Five years after the original comet disaster flick, Gerard Butler returns in GREENLAND 2: MIGRATION, a disappointing sequel to the surprising original.
The good news is that Gerard Butler and Morena Baccarin are back as John & Allison Garrity, still living underground in the encampment that they strove to find in the original film.
But that massive bunker is showing signs of wear and the Earth is starting to push back against the impact of the comet.
Fissures and lava emerge, earthquakes begin to roll, serving up plenty of action featuring good (not great) special effects. That's all fine, because the real core of the first film was the family dynamic of the Garrity's. Their son Nathan is now played by Roman Griffin Davis (The Long Walk) as a teenager stifled by the bunker and anxious to discover more.
They all get that chance as they begin a quest to relocate to a "Lost Horizon" like site in the comet impact crater, where legends tell of a perfect atmosphere unbothered by the massive electric storms and mayhem around the globe.
Is it true or just a myth created by the sparse survivors seeking to return to any kind of normal?
The journey becomes episodic, and some chapters along the journey work far better than others.

One of the best is a taut sequence in which the trio must cross the most rickety rope bridge since "Indiana Jones and the Tempe of Doom". It's loaded with cool visuals and suspense.
A stop along the way to reunite with Allison's mother, who's boarded up "Omega Man" style, taking care of forgotten Alzheimer's patients serves up a great sequence.
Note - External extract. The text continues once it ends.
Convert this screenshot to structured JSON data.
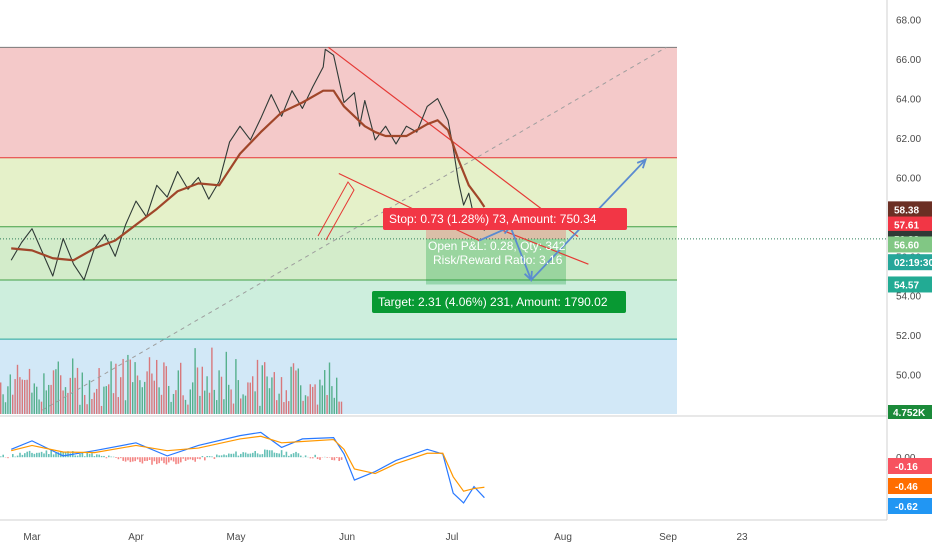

The best is saved for last, when the Garrity's meet Dennis Laurent (the excellent William Abadie), a French farmer and his family. Decisions there prove pivotal and set up the last, best half hour of the film.
This is the third film that Butler and Director Ric Roman Waugh have worked on together and their cinematic shorthand is securely in place. Butler is, without fail, a reliable action hero, but in this and the original Greenland, he offers up a more human, less superhero character that serves him well.

For a film that's barely more than 90 minutes long, it does have dull stretches. Maybe after "Silo" and "Fallout" and "Paradise", I'm just a little burned out on the whole "post apocalyptic population in a secluded bunker" genre.
At least this entry gives them room to explore beyond their confines, but beyond some pretty great visuals around their arrival on the London rooftops, nothing exceeds the norm.
Butler does fine work in that final thirty minutes, serving up an emotional and impactful finale, I just wish the film around him was worthy of his efforts.
The original got a surprising B+ back in 2020, alas, the sequel falls to a C, stuck in all too familiar disaster genre territory.